I decided to explore GitHub Copilot’s experimental/preview coding agent support. As a test case, I prompted it to write an ActivityPub server in C++. I chose C++ because it’s a relatively complex programming language and there are few, if any, ActivityPub servers written with it.
The result is Jaseur. At this point, it’s 100% written with AI agents based on natural language directions from me. The AI agents even wrote the README.md, the FEDERATION.md and set up a GitHub action to build the project when changes are pushed.
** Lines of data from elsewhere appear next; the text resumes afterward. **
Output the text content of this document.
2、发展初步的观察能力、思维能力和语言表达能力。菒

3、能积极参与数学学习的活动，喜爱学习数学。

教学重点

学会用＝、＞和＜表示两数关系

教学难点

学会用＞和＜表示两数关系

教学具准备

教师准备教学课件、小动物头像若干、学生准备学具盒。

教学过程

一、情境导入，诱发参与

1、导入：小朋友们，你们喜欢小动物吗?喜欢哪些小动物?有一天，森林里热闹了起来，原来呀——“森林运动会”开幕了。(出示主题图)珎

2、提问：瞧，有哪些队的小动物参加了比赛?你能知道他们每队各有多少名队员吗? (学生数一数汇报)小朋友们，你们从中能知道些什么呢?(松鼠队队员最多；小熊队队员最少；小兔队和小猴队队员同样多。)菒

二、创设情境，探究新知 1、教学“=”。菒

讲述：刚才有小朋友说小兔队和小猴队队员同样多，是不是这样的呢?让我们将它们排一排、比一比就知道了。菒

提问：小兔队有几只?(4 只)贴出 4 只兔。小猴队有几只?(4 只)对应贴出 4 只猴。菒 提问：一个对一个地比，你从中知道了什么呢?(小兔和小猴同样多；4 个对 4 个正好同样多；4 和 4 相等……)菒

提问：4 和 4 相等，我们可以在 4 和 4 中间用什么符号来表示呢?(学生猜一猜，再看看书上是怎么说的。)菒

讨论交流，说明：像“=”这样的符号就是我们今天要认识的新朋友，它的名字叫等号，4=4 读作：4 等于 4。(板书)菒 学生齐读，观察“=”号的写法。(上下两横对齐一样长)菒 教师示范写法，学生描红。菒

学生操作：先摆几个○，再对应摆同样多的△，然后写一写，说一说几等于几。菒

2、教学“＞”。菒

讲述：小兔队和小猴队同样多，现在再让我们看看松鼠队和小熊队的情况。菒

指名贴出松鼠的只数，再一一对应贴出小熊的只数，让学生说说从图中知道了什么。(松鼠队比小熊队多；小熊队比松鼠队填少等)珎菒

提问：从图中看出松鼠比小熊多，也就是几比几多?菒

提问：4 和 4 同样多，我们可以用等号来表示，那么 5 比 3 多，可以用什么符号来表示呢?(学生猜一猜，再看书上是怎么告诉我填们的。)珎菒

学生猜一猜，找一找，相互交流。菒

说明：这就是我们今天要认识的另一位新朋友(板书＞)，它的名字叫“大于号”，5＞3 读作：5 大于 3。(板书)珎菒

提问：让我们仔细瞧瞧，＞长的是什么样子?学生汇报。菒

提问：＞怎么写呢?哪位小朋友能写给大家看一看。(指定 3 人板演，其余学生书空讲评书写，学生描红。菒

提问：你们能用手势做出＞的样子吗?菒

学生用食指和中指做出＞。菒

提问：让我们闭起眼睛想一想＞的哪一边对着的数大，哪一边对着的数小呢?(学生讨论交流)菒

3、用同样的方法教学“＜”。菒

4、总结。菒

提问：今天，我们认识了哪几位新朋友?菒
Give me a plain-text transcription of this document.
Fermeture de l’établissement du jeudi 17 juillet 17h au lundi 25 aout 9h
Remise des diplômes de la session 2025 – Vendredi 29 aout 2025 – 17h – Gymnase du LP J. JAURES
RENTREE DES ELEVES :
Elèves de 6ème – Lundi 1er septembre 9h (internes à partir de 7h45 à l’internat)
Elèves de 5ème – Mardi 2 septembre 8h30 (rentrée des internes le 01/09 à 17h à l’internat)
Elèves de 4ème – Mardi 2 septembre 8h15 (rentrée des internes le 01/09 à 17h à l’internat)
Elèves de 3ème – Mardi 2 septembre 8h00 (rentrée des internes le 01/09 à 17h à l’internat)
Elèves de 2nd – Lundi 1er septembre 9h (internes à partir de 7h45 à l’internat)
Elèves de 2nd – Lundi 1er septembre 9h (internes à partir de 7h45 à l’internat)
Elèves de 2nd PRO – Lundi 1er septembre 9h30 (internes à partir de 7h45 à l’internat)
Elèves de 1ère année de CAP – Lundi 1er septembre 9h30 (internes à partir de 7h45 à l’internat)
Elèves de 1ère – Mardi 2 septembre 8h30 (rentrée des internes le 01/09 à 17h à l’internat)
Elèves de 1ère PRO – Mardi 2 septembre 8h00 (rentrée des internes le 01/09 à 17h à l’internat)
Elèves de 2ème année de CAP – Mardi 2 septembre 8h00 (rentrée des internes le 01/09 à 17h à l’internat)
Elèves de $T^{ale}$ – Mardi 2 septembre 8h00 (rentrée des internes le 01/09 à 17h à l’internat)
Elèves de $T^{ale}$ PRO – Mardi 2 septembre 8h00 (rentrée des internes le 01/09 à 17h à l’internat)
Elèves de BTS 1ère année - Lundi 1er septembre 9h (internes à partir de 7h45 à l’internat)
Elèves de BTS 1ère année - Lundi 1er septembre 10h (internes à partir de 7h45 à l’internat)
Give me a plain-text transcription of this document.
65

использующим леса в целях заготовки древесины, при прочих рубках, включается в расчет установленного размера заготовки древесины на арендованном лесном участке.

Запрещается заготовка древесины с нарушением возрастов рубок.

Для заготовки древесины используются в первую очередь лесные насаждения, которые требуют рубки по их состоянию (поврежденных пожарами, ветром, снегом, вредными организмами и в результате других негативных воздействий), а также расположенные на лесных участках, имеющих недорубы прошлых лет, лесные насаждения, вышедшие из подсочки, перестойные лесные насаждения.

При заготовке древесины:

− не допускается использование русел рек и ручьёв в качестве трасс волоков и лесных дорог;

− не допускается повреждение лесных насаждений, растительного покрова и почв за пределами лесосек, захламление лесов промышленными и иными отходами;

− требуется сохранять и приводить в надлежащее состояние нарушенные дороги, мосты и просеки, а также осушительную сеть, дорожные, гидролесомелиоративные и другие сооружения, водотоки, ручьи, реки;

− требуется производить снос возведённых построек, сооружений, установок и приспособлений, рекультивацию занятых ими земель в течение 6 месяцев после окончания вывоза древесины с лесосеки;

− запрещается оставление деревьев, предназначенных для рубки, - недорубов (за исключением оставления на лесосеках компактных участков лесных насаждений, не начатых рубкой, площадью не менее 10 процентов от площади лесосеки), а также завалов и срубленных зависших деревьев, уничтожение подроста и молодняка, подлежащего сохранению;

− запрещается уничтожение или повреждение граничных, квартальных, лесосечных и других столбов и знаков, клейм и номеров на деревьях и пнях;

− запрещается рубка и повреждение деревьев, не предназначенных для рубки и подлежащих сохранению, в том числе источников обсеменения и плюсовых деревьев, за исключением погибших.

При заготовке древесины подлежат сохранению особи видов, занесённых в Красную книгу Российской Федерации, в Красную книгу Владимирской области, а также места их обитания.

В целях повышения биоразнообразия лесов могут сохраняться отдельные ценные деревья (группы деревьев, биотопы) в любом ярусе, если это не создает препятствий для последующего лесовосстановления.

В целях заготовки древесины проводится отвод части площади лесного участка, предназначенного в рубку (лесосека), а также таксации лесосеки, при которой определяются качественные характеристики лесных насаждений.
The features currently include:
- URI-Independent Architecture: The server doesn’t depend on specific URI path structures for resource retrieval or POST operations, making future extensions for multi-tenant (multi-domain) support relatively easy
- Abstracted Storage Layer: While utilizing efficient file-based storage by default, the architecture employs a clean interface abstraction that enables seamless integration with alternative storage backends (databases, cloud storage, etc.) without modifying core application logic
- ActivityPub Protocol Support: Implements a subset of ActivityPub server-to-server protocol
- Flexible Configuration: TOML files, environment variables, and command-line arguments
- Resource Management: Tools for manipulating ActivityPub resources
- Actor Management: Create and manage ActivityPub actors
- Inbox/Outbox Handling: Process incoming and outgoing activities
- WebFinger Support: Actor discovery through WebFinger
- LLM Integration: Connect to Ollama for AI-enhanced interactions
- Security Features: IP filtering and authentication
- Comprehensive Logging: Detailed logs for troubleshooting
For manual testing, I used Mastodon and snac2 with an actor that used a local LLM for responses to direct messages.
Multi-instance (multi-domain / multi-tenant) support will be added soon. The code is already compatible with it, but it needs a bit more tooling to make it easier to manage.
It’s mostly written by Anthropic Claude 3.5/3.7 Sonnet models with some code written by OpenAI 4o. The Claude Sonnet models are better than 4o because they support a larger context window. The context window seems to be an important consideration for AI agent coding effectiveness (with non-trivial code).
The implementation isn’t the best code I’ve seen but it’s as good or slightly better than some other human-written ActivityPub server implementations I’ve studied.